O Romance que Eu sempre Quis
31 Cap 31 - Criando laços
Notas iniciais
Lilian já estava mais calma quando Lin começou a lhe falar.
- Como você soube tão rapidamente que Kazuya estava desaparecido? O presidente veio aqui pessoalmente me pedindo que não chamasse a impressa, de forma alguma nem lhe dissesse nada sobre o assunto.
- William me disse apenas por eu o ter confrontado. mães, tem sexto sentido sabia?ela sorriu sem jeito.
- Eugene?
- Sim. Ele me apareceu gentilmente num sonho dizendo que eu não ficasse preocupada, pois Oliver estava bem, e se fosse necessário ele me contaria onde ele estava, quando acordei, me senti aflita e liguei para o escritório me disseram que William tinha saindo e não voltaria ao escritório, foi estranho porque desde o que aconteceu com Eugene William nunca sai sem me dizer nada, presumi que deveria ter acontecido algo aqui no Japão e vim imediatamente.

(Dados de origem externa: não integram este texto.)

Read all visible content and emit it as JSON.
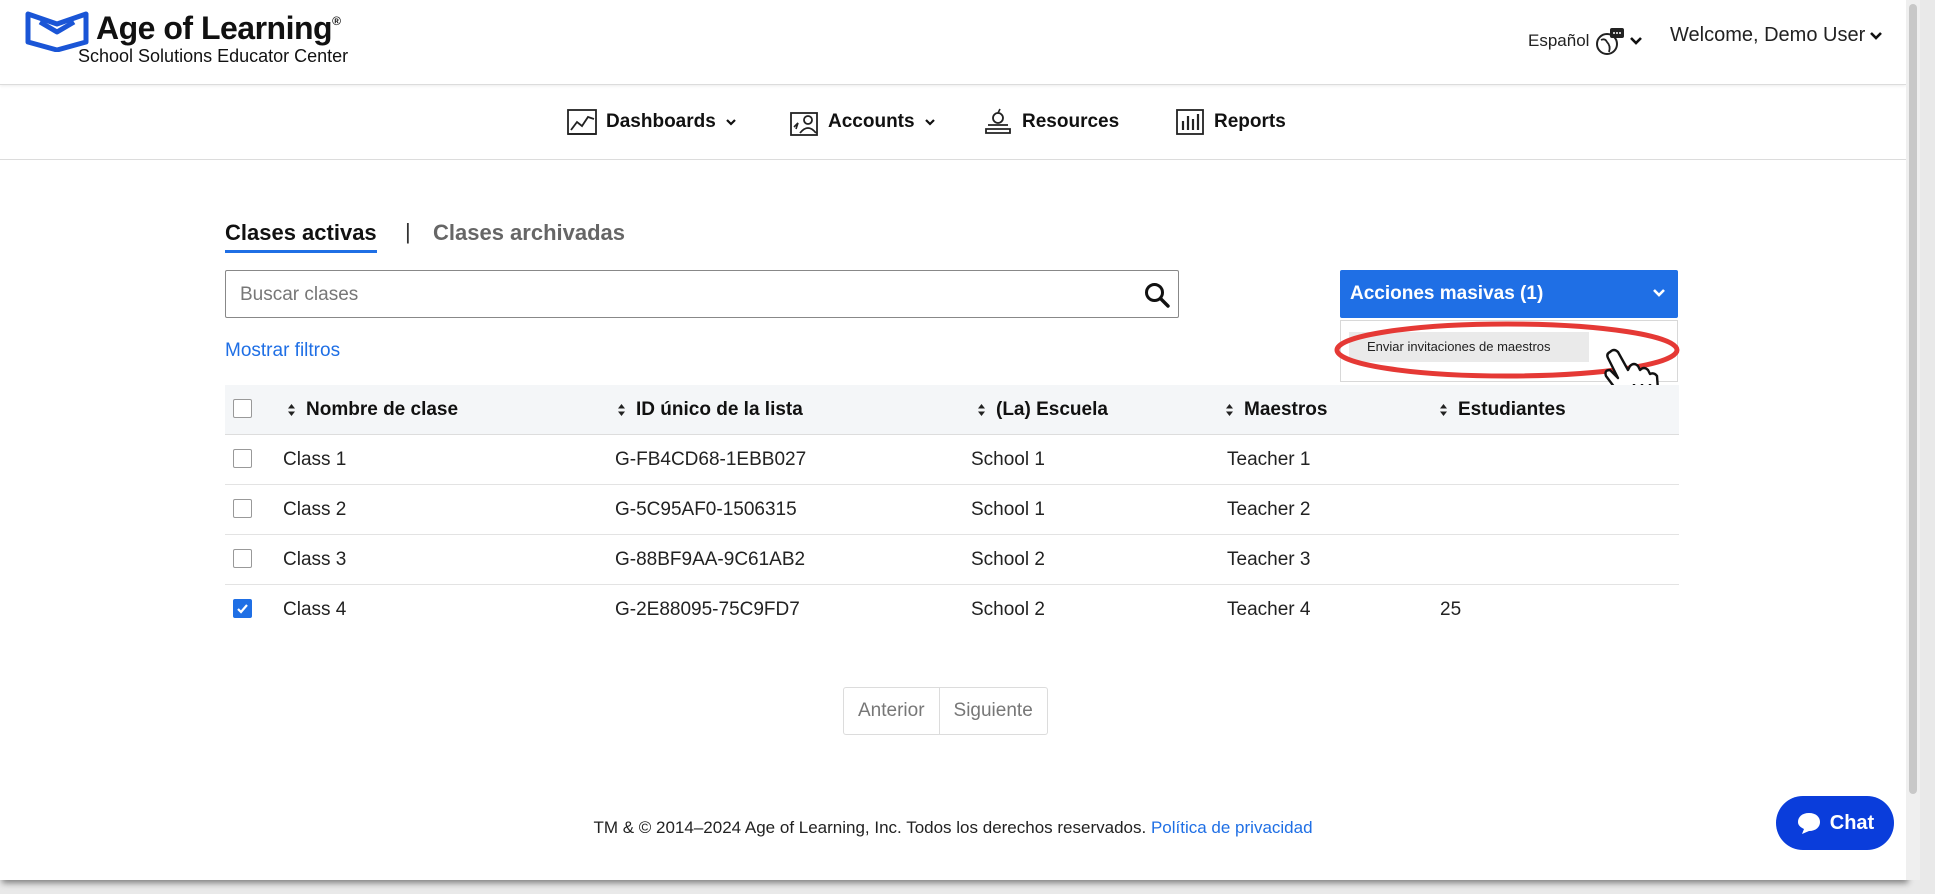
{
  "header": {
    "brand_name": "Age of Learning",
    "brand_reg": "®",
    "brand_subtitle": "School Solutions Educator Center",
    "language_label": "Español",
    "welcome_label": "Welcome, Demo User"
  },
  "nav": {
    "items": [
      {
        "label": "Dashboards",
        "icon": "chart-icon"
      },
      {
        "label": "Accounts",
        "icon": "accounts-icon"
      },
      {
        "label": "Resources",
        "icon": "resources-icon"
      },
      {
        "label": "Reports",
        "icon": "reports-icon"
      }
    ]
  },
  "tabs": {
    "active": "Clases activas",
    "separator": "|",
    "archived": "Clases archivadas"
  },
  "search": {
    "placeholder": "Buscar clases",
    "value": ""
  },
  "bulk_actions": {
    "label": "Acciones masivas (1)",
    "menu_items": [
      "Enviar invitaciones de maestros"
    ]
  },
  "filters": {
    "label": "Mostrar filtros"
  },
  "table": {
    "columns": [
      "Nombre de clase",
      "ID único de la lista",
      "(La) Escuela",
      "Maestros",
      "Estudiantes"
    ],
    "rows": [
      {
        "name": "Class 1",
        "id": "G-FB4CD68-1EBB027",
        "school": "School 1",
        "teacher": "Teacher 1",
        "students": "",
        "checked": false
      },
      {
        "name": "Class 2",
        "id": "G-5C95AF0-1506315",
        "school": "School 1",
        "teacher": "Teacher 2",
        "students": "",
        "checked": false
      },
      {
        "name": "Class 3",
        "id": "G-88BF9AA-9C61AB2",
        "school": "School 2",
        "teacher": "Teacher 3",
        "students": "",
        "checked": false
      },
      {
        "name": "Class 4",
        "id": "G-2E88095-75C9FD7",
        "school": "School 2",
        "teacher": "Teacher 4",
        "students": "25",
        "checked": true
      }
    ]
  },
  "pagination": {
    "prev": "Anterior",
    "next": "Siguiente"
  },
  "footer": {
    "copyright": "TM & © 2014–2024 Age of Learning, Inc. Todos los derechos reservados.",
    "privacy": "Política de privacidad"
  },
  "chat": {
    "label": "Chat"
  },
  "colors": {
    "accent": "#1f6fe5",
    "chat": "#0a3ddb",
    "highlight": "#e53935"
  }
}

- Você é uma mãe admirável Lílian! Lin servia mais um pouco de chá para Lilian quando as pessoas enviadas pela companhia Davis chegaram.
- Boa tarde, Srª Davis, e você deve ser Koujo Lin, estou certo? Houshou estendeu a mão para cumprimentá-lo e Lin ignorou totalmente.
- E vocês quem são? Ele os encarava já de pé.
- Nós viemos a pedido da companhia Davis, a procura de Oliver, meu nome é Masako Hara, este é John Brown, aquela Ayako Matsuzaki, e Takigana Houshou. Todos fizeram um aceno a ouvir seus nomes.
- Sentem-se, por favor.
- Gostaríamos de saber tudo que aconteceu desde o principio. Masako segurou a xícara de chá e fitou Lin profundamente.
-Naru? Preciso ir trabalhar se sair deixe a chave em baixo do vaso na entrada, a comida está pronta... ela se aproximou mais e viu que ele estava dormindo de novo.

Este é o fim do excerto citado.